— Ах, нет, спасибо, мастер Марнер! — сказала Долли, останавливая уже протянувшего ручонку Эрона. — Нам пора домой. Желаю вам всего хорошего, мастер Марнер. Если вы когда-нибудь прихворнете и не сможете заботиться о себе, я охотно приду, приберу для вас и приготовлю вам поесть. Но я очень прошу вас не ткать по воскресным дням, ибо это вредно и душе вашей и телу, а деньги, заработанные в этот день, окажутся для вас жестким ложем, когда настанет ваш последний час, если до этого не растают как вешний снег. Извините меня, мастер Марнер, за то, что я так вольно разговаривала с вами, но, поверьте, я желаю вам только добра. Поклонись, Эрон!
— Прощайте, большое вам спасибо! — сказал Сайлес, открывая для Долли дверь, но не мог не испытать чувства облегчения, когда она ушла, потому что теперь снова можно было ткать и стонать сколько ему захочется.
Взгляд простодушной женщины на жизнь с ее радостями, которыми она пыталась ободрить ткача, казался ему лишь отблеском незнакомых предметов, и его воображение не могло придать им четкого облика. Источник человеческой любви и веры в божественную любовь еще не открылся в нем, и душа его была полувысохшим ручейком, перед которым на песчаном дне образовалась преграда, заставив его пробираться в обход во тьме.

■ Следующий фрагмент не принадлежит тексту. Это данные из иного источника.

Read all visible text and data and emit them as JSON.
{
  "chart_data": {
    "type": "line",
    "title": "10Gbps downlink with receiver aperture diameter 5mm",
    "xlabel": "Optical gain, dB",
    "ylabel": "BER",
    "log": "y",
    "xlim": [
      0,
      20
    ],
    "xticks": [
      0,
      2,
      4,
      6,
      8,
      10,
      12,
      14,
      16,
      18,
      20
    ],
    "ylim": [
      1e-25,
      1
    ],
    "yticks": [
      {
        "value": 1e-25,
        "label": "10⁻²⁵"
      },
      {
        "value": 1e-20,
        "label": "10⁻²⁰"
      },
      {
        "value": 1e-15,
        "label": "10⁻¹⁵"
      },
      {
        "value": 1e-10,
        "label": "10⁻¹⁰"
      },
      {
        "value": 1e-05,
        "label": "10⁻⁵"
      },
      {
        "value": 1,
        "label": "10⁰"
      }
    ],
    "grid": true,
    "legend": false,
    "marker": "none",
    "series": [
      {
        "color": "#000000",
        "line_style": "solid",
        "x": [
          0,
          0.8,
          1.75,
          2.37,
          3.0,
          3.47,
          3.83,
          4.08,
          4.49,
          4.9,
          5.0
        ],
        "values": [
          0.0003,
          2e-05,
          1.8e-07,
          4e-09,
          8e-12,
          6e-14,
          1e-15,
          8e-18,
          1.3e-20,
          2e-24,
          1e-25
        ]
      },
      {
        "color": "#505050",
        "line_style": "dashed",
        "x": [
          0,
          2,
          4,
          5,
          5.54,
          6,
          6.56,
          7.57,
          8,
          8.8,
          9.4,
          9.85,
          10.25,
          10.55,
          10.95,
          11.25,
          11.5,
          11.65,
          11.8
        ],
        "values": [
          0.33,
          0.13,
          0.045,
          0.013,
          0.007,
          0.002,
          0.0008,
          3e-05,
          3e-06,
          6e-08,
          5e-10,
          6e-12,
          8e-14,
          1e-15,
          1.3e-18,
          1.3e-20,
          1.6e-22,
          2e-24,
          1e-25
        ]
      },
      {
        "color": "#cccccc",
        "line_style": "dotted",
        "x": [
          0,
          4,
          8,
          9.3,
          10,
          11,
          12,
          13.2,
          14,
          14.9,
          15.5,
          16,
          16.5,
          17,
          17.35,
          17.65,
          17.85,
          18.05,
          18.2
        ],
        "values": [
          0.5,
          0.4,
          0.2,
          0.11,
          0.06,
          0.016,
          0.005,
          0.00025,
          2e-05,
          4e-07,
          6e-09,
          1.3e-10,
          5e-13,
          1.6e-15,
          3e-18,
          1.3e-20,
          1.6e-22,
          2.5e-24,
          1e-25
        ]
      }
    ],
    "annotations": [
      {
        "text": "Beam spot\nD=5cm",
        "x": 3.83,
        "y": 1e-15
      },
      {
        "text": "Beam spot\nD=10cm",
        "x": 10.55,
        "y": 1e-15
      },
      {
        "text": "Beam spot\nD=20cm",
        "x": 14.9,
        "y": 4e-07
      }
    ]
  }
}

Итак, невзирая на дружеские уговоры мистера Мэси и Долли Уинтроп, Сайлес провел рождественский праздник одиноко и, сев за стол, отведал жаркого с печалью в сердце, хотя мясо досталось ему в подарок от соседей. Утром он увидел, что жестокий мороз сковал каждый листок и каждую травинку, а красная вода полузамерзшего пруда дрожала под резким ветром. К вечеру пошел снег и скрыл белой пеленой даже эту мрачную картину, оставив Сайлеса наедине с его тоскою. И весь долгий вечер он сидел один в своем обворованном жилище, не позаботившись даже закрыть ставни или запереть дверь, сидел, сжимая голову руками, и стонал, пока охвативший его холод не напомнил ему, что погас огонь.
Никто в этом мире, кроме него самого, не знал, что это тот самый Сайлес Марнер, который когда-то нежно любил друга и верил в доброту небес. Теперь даже ему самому прошлое казалось каким-то туманным сном.
А в Рейвлоу весело звонили колокола, и в церковь собралось прихожан больше, чем в любое иное время года. Их багровые лица среди темной зелени пышных веток свидетельствовали о том, что люди основательно подготовились к долгой праздничной службе, плотно позавтракав поджаренным на пахучем сале хлебом и элем. Эти зеленые ветки, а также гимн и хорал, которые можно было услышать только на рождество, даже молитва, читаемая только в этот день и отличающаяся от других молитв своей продолжительностью и проникновенностью, — все это вместе вносило в богослужение какой-то смутный, волнующий смысл, который взрослые люди, уподобляясь детям, не могли выразить словами, чувствуя лишь, что и вверху, на небе, и внизу, на земле, совершалось ради них нечто великое и таинственное, в чем участвовали и они сами своим присутствием в храме божьем. По окончании службы люди, все с теми же багровыми лицами, возвращались по трескучему морозу домой, довольные тем, что остальную часть дня они могут пить, есть, веселиться и пользоваться этой дарованной христианам свободой уже без всякого благочестия.